Top Projects: Research, Advisory, Theoretical, and Special Projects Category

From a field that included a diverse array of research and conceptual design work, the special project that took top honors this year demonstrates the importance of mental health as a design consideration.

Special Recognition Award: Designing for Crisis Care

A research report supported through HKS’ Health Fellowship, Designing for Crisis Care explores how the built environment can influence positive health and well-being outcomes for people experiencing mental and behavioral health crises who enter emergency departments seeking help. Through intensive reading, interviews, and analysis, the research yielded a framework for investigation into individual, social, operational and design factors that may be harmful and a checklist health care designers and clients can use to create safe and beautiful care spaces. “We can really bring energy to conversations with clients to start asking new questions about how we can make this space better for them and for patients,” said HKS Design Professional and Researcher Hannah Shultz.

“We can really bring energy to conversations with clients to start asking new questions about how we can make this space better for them and for patients.”

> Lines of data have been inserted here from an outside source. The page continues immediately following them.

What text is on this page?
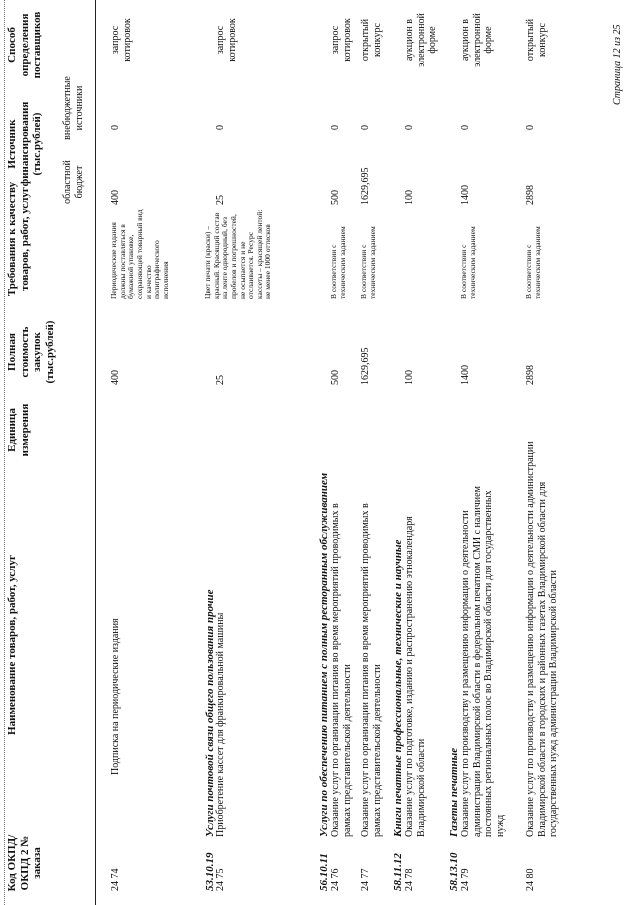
Код ОКПД/ ОКПД 2 № заказа
Наименование товаров, работ, услуг
Единица измерения
Полная стоимость закупок (тыс.рублей)
Требования к качеству товаров, работ, услуг
Источник финансирования (тыс.рублей)
областной бюджет
внебюджетные источники
Способ определения поставщиков
24 74
Подписка на периодические издания
400
Периодические издания должны поставляться в бумажной упаковке, сохраняющей товарный вид и качество полиграфического исполнения
400
0
запрос котировок
53.10.19
Услуги почтовой связи общего пользования прочие
24 75
Приобретение кассет для франкировальной машины
25
Цвет печати (краски) – красный. Красящий состав на ленте однородный, без пробелов и погрешностей, не осыпается и не отслаивается. Ресурс кассеты – красящей лентой: не менее 1000 оттисков
25
0
запрос котировок
56.10.11
Услуги по обеспечению питанием с полным ресторанным обслуживанием
24 76
Оказание услуг по организации питания во время мероприятий проводимых в рамках представительской деятельности
500
В соответствии с техническим заданием
500
0
запрос котировок
24 77
Оказание услуг по организации питания во время мероприятий проводимых в рамках представительской деятельности
1629,695
В соответствии с техническим заданием
1629,695
0
открытый конкурс
58.11.12
Книги печатные профессиональные, технические и научные
24 78
Оказание услуг по подготовке, изданию и распространению этнокалендаря Владимирской области
100
100
0
аукцион в электронной форме
58.13.10
Газеты печатные
24 79
Оказание услуг по производству и размещению информации о деятельности администрации Владимирской области в федеральном печатном СМИ с наличием постоянных региональных полос во Владимирской области для государственных нужд
1400
В соответствии с техническим заданием
1400
0
аукцион в электронной форме
24 80
Оказание услуг по производству и размещению информации о деятельности администрации Владимирской области в городских и районных газетах Владимирской области для государственных нужд администрации Владимирской области
2898
В соответствии с техническим заданием
2898
0
открытый конкурс	Страница 12 из 25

Top Projects: On the Boards Category

The Top Projects jury also bestowed honor and merit awards and special recognitions to several of HKS’ unbuilt projects. Ranging from competition designs for stadium and entertainment complexes in Europe and Asia to an upcoming arts hub in the U.S., the projects awarded in the On the Boards category demonstrate how architecture and design can be powerful agents of change in diverse cities around the world. The winning unbuilt projects — presently part of confidentiality agreements — are examples of how Top Projects helps designer across HKS evaluate and improve upon in-progress work.

From 2021’s Top Projects to 2022 and beyond

Top Projects is both a celebration and a learning opportunity. Every HKS employee — including those on teams who created this year’s 103 initial project submissions — has access to feedback from both internal and external juries.

“Much of this dialogue is about the evolution of the practice at HKS, centering design and being able to improve overall performance for clients, cities and individuals that come into contact with these projects,” said external jury chair Brent A. Brown, who praised HKS’ commitment to research, architecture and interior design innovations that address environmental and social needs.

HKS’s Top Projects steering committee, which includes 2021 chair Graciela Andraos along with Montalto, said that the program is a way our firm can improve and infuse design excellence more authentically into every project.

“This process and this body of work has proven, both externally and internally, that we are a true design firm,” said Andraos, a senior interior designer. “We are a diverse firm with multiple voices at the table. We must continue to push that envelope and steer that ship in the right direction.”